La novela de la reunión familiar del Sol con sus hermanas apenas comienza.  Todavía hay miles de hermanas perdidas; unas tan diferentes del Sol como Eos y otras mucho más parecidas a él.  ¿Cuántas de ellas tienen planetas? ¿podrá alguna albergar vida e incluso una civilización que evolucionó también bajo el secreto deseo de su estrella de encontrar a sus hermanas?

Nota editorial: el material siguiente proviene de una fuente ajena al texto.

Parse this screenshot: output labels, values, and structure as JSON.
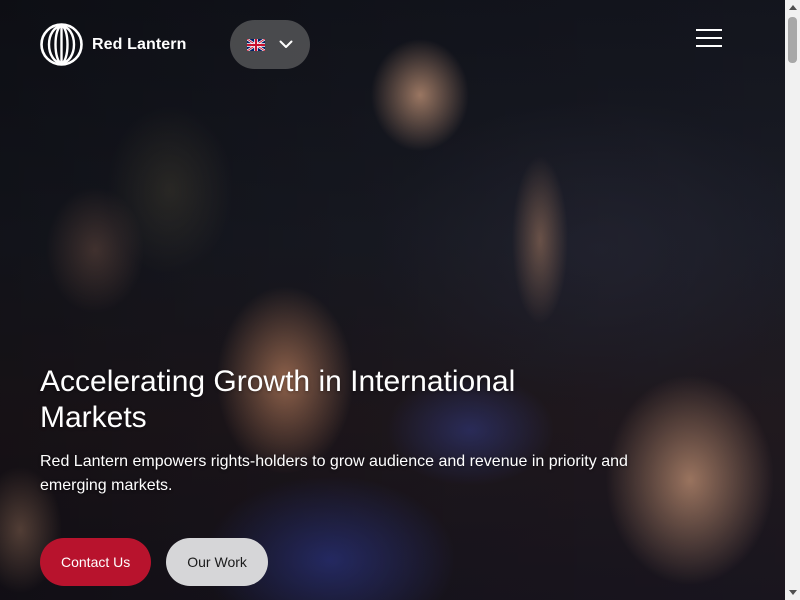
{
  "header": {
    "brand_name": "Red Lantern",
    "logo_icon": "red-lantern-globe-logo-icon",
    "language": {
      "flag_icon": "uk-flag-icon",
      "chevron_icon": "chevron-down-icon"
    },
    "menu_icon": "hamburger-menu-icon"
  },
  "hero": {
    "title": "Accelerating Growth in International Markets",
    "subtitle": "Red Lantern empowers rights-holders to grow audience and revenue in priority and emerging markets.",
    "buttons": {
      "primary_label": "Contact Us",
      "secondary_label": "Our Work"
    }
  },
  "colors": {
    "primary_button": "#b8132d",
    "secondary_button": "#d6d6d8",
    "text": "#ffffff"
  },
  "scrollbar": {
    "position_fraction": 0
  }
}
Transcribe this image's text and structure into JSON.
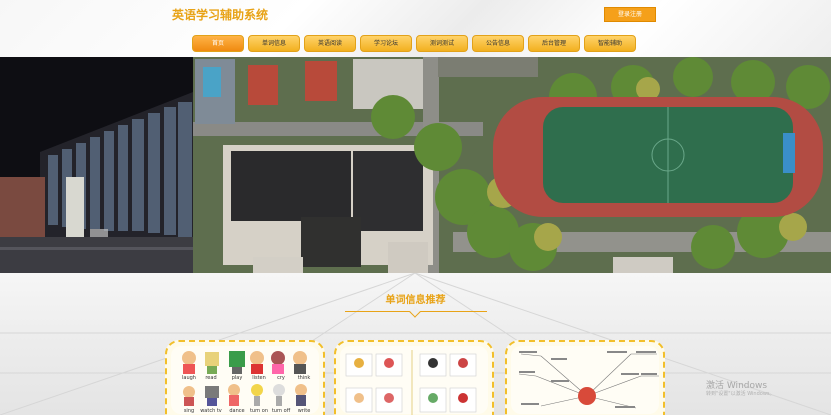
{
  "header": {
    "site_title": "英语学习辅助系统",
    "login_label": "登录注册"
  },
  "nav": {
    "items": [
      {
        "label": "首页",
        "active": true
      },
      {
        "label": "单词信息",
        "active": false
      },
      {
        "label": "英语阅读",
        "active": false
      },
      {
        "label": "学习论坛",
        "active": false
      },
      {
        "label": "测词测试",
        "active": false
      },
      {
        "label": "公告信息",
        "active": false
      },
      {
        "label": "后台管理",
        "active": false
      },
      {
        "label": "智能辅助",
        "active": false
      }
    ]
  },
  "section": {
    "title": "单词信息推荐"
  },
  "card1": {
    "words": [
      "laugh",
      "read",
      "play",
      "listen",
      "cry",
      "think",
      "sing",
      "watch tv",
      "dance",
      "turn on",
      "turn off",
      "write"
    ]
  },
  "watermark": {
    "line1": "激活 Windows",
    "line2": "转到\"设置\"以激活 Windows。"
  },
  "colors": {
    "accent": "#e8a317",
    "nav_bg": "#f2b020",
    "nav_active": "#f08a10"
  }
}
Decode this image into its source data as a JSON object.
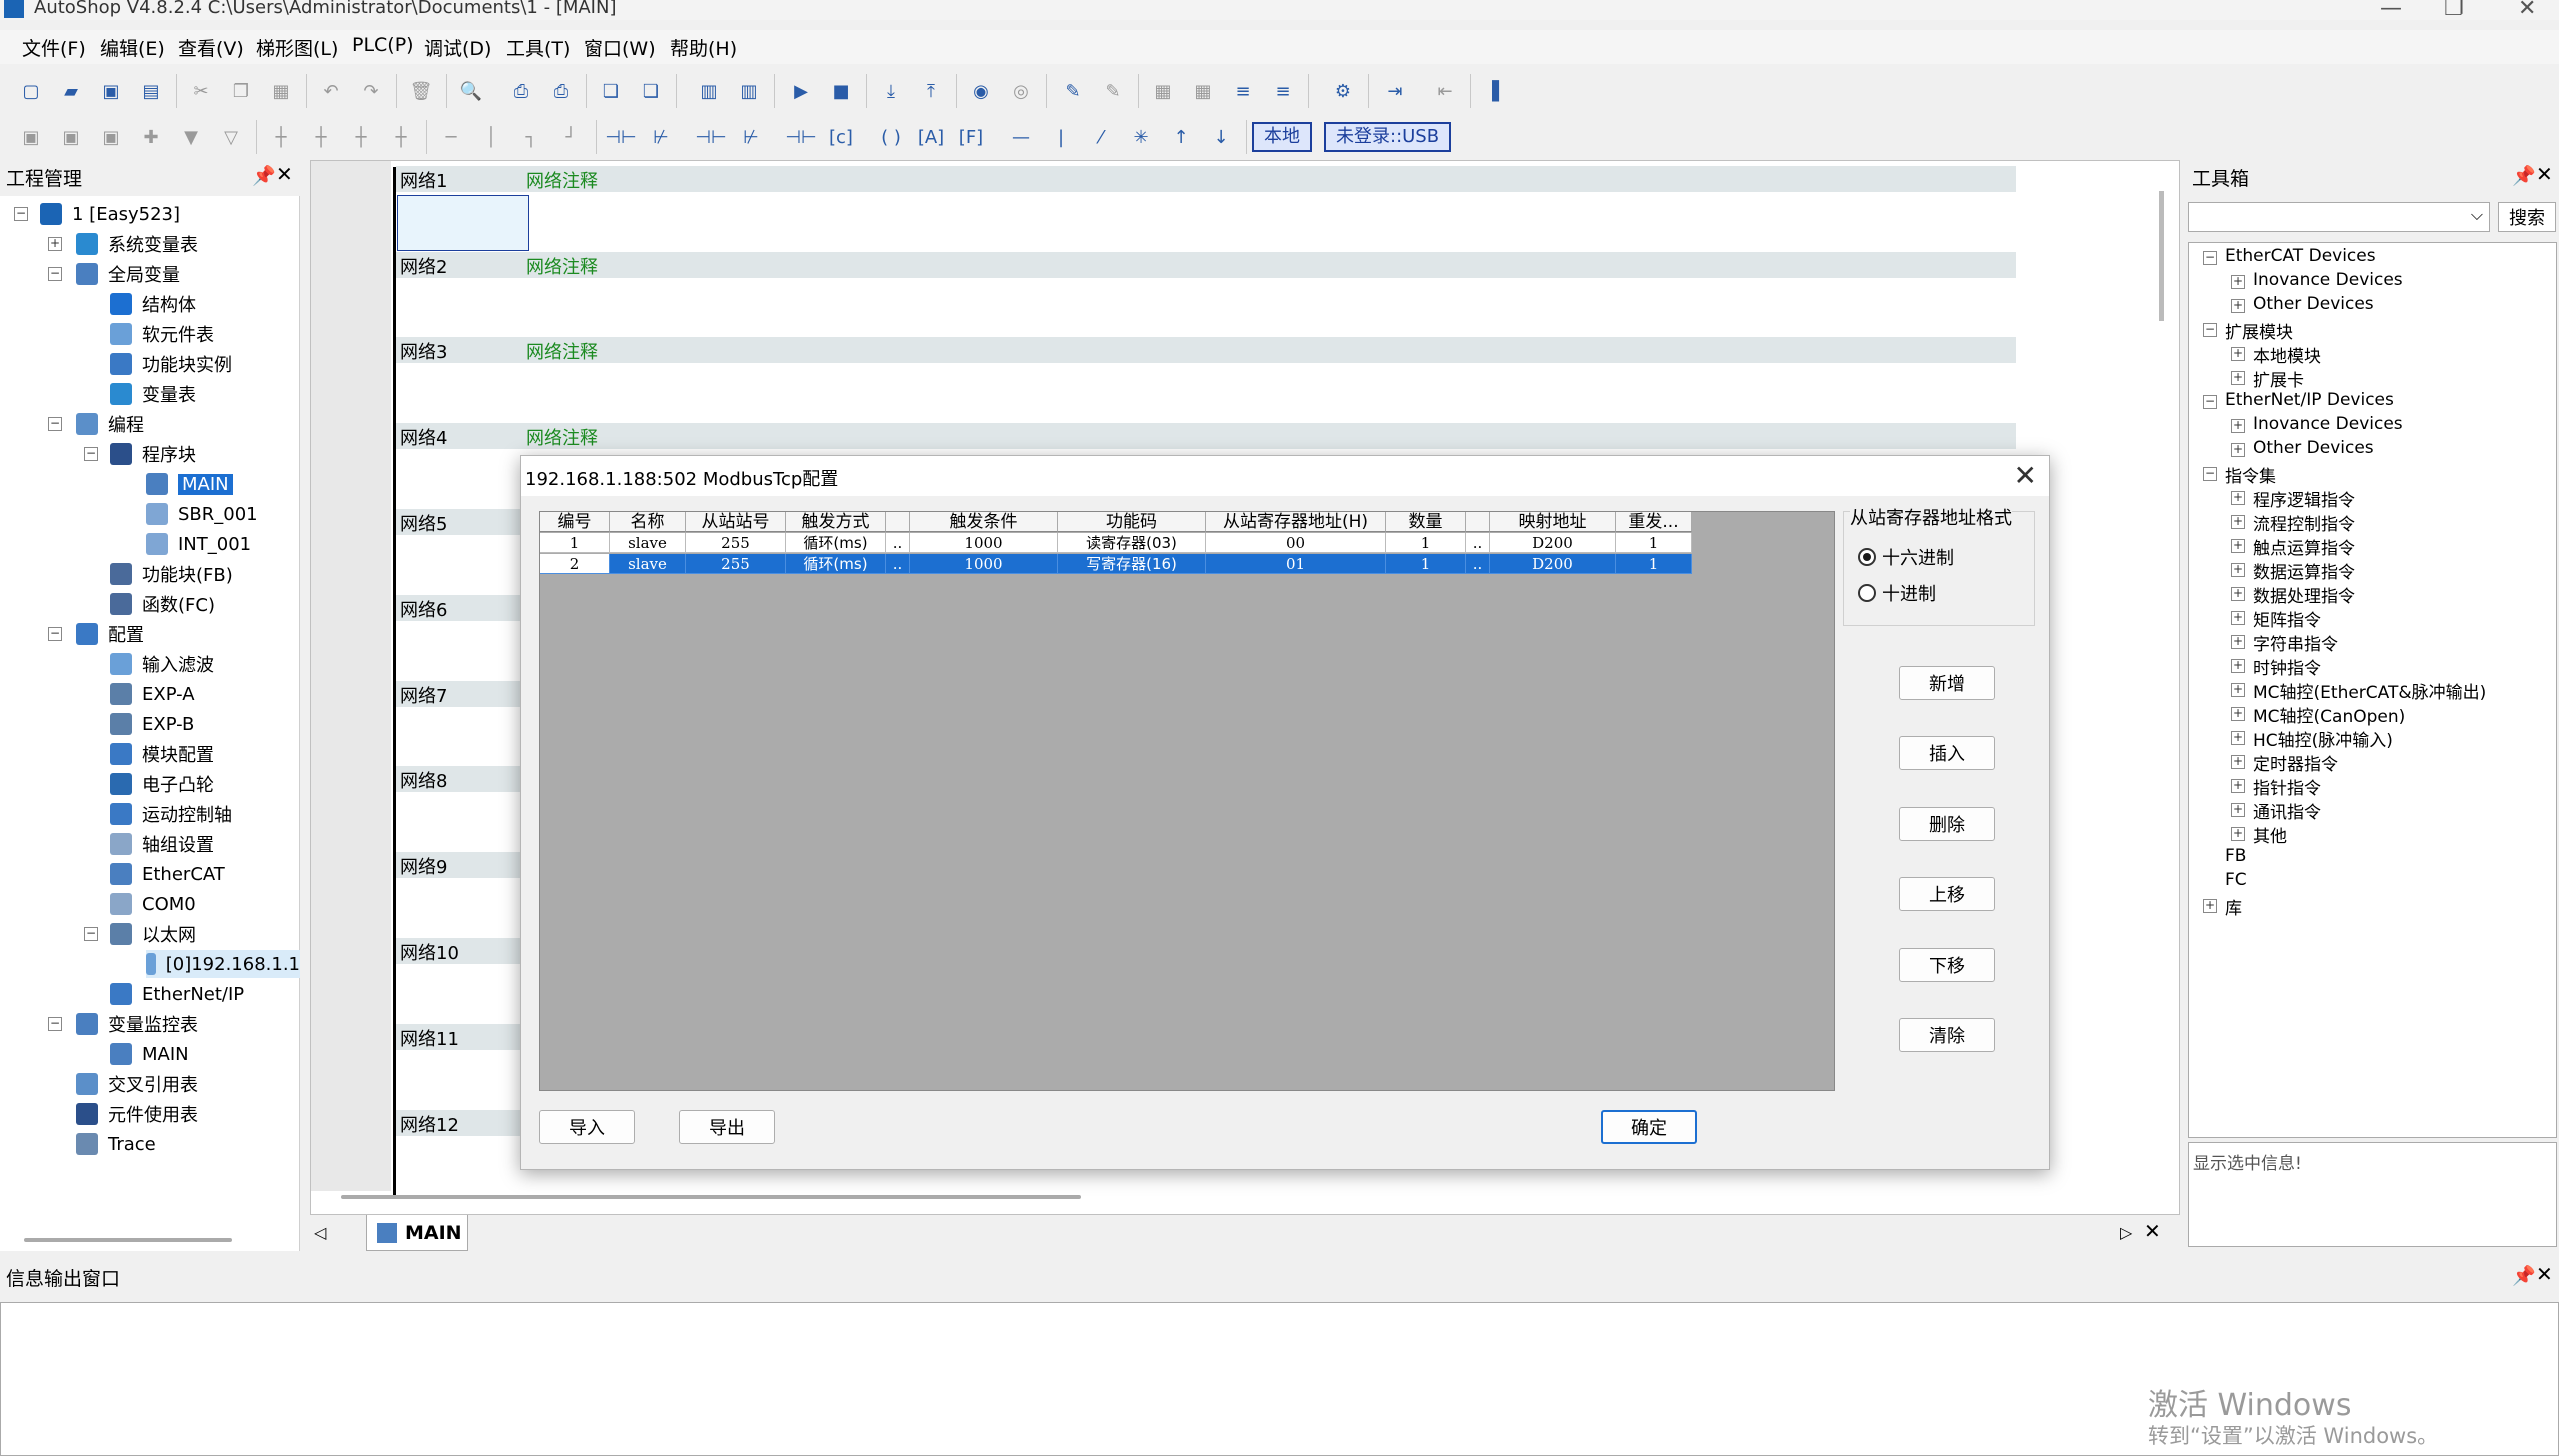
{
  "titlebar": {
    "title": "AutoShop V4.8.2.4  C:\\Users\\Administrator\\Documents\\1 - [MAIN]"
  },
  "menu": [
    "文件(F)",
    "编辑(E)",
    "查看(V)",
    "梯形图(L)",
    "PLC(P)",
    "调试(D)",
    "工具(T)",
    "窗口(W)",
    "帮助(H)"
  ],
  "toolbar2": {
    "local_label": "本地",
    "usb_label": "未登录::USB"
  },
  "project": {
    "title": "工程管理",
    "items": [
      "1 [Easy523]",
      "系统变量表",
      "全局变量",
      "结构体",
      "软元件表",
      "功能块实例",
      "变量表",
      "编程",
      "程序块",
      "MAIN",
      "SBR_001",
      "INT_001",
      "功能块(FB)",
      "函数(FC)",
      "配置",
      "输入滤波",
      "EXP-A",
      "EXP-B",
      "模块配置",
      "电子凸轮",
      "运动控制轴",
      "轴组设置",
      "EtherCAT",
      "COM0",
      "以太网",
      "[0]192.168.1.1",
      "EtherNet/IP",
      "变量监控表",
      "MAIN",
      "交叉引用表",
      "元件使用表",
      "Trace"
    ]
  },
  "editor": {
    "networks": [
      "网络1",
      "网络2",
      "网络3",
      "网络4",
      "网络5",
      "网络6",
      "网络7",
      "网络8",
      "网络9",
      "网络10",
      "网络11",
      "网络12"
    ],
    "comment": "网络注释",
    "tab": "MAIN"
  },
  "toolbox": {
    "title": "工具箱",
    "search_button": "搜索",
    "items": [
      "EtherCAT Devices",
      "Inovance Devices",
      "Other Devices",
      "扩展模块",
      "本地模块",
      "扩展卡",
      "EtherNet/IP Devices",
      "Inovance Devices",
      "Other Devices",
      "指令集",
      "程序逻辑指令",
      "流程控制指令",
      "触点运算指令",
      "数据运算指令",
      "数据处理指令",
      "矩阵指令",
      "字符串指令",
      "时钟指令",
      "MC轴控(EtherCAT&脉冲输出)",
      "MC轴控(CanOpen)",
      "HC轴控(脉冲输入)",
      "定时器指令",
      "指针指令",
      "通讯指令",
      "其他",
      "FB",
      "FC",
      "库"
    ],
    "info": "显示选中信息!"
  },
  "info_panel": {
    "title": "信息输出窗口"
  },
  "watermark": {
    "line1": "激活 Windows",
    "line2": "转到“设置”以激活 Windows。"
  },
  "dialog": {
    "title": "192.168.1.188:502 ModbusTcp配置",
    "columns": [
      "编号",
      "名称",
      "从站站号",
      "触发方式",
      "",
      "触发条件",
      "功能码",
      "从站寄存器地址(H)",
      "数量",
      "",
      "映射地址",
      "重发..."
    ],
    "rows": [
      [
        "1",
        "slave",
        "255",
        "循环(ms)",
        "..",
        "1000",
        "读寄存器(03)",
        "00",
        "1",
        "..",
        "D200",
        "1"
      ],
      [
        "2",
        "slave",
        "255",
        "循环(ms)",
        "..",
        "1000",
        "写寄存器(16)",
        "01",
        "1",
        "..",
        "D200",
        "1"
      ]
    ],
    "format_group": "从站寄存器地址格式",
    "radio_hex": "十六进制",
    "radio_dec": "十进制",
    "buttons": [
      "新增",
      "插入",
      "删除",
      "上移",
      "下移",
      "清除"
    ],
    "import": "导入",
    "export": "导出",
    "ok": "确定"
  },
  "colors": {
    "accent": "#1c6fd1",
    "comment_green": "#1b8a20",
    "selection": "#1c6fd1"
  }
}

No se pierdan los próximos capítulos de esta novela que parecen deparar mucha más emoción de la que ya se ha visto.

Lecturas Recomendadas

Actualización:

  • Tuve la suerte de conversar con Iván Ramírez, investigador principal del descubrimiento de Eos (mi propio nombre para HD 162826) quien me comento un par de datos adicionales muy interesantes.
  • El año pasado habían descubierto una gemela del Sol, HIP56948, pero de nuevo el descubrimiento paso un poco desapercibido a pesar de su importancia.  Ahora bien hay que distinguir una “gemela” de una “hermana”.  Las gemelas, como explica Iván, son estrellas con propiedades casi idénticas a nuestra estrella así se hayan formado en otra parte de la Galaxia.  Algo así como un Sol 2.0.
  • Como es natural el nombre que yo escogía aquí, Eos, sigue la tradición occidental de asignarle nombres de personajes mitológicos griegos, latinos e incluso árabes o persas.  Pero es otro tiempo.  Me cuenta Iván que ellos ya habían decidido llamar a HD 162826, “Inti Wawqi” (Sol hermano en Quechua) e  “Intipa Awachan” a HIP56948.  Excelentes nombres que hacen honor al origen indígena de al menos uno de sus descubridores (Iván es Peruano y un 90% indígena como el mismo aclara) ¡Felicitaciones de nuevo para él!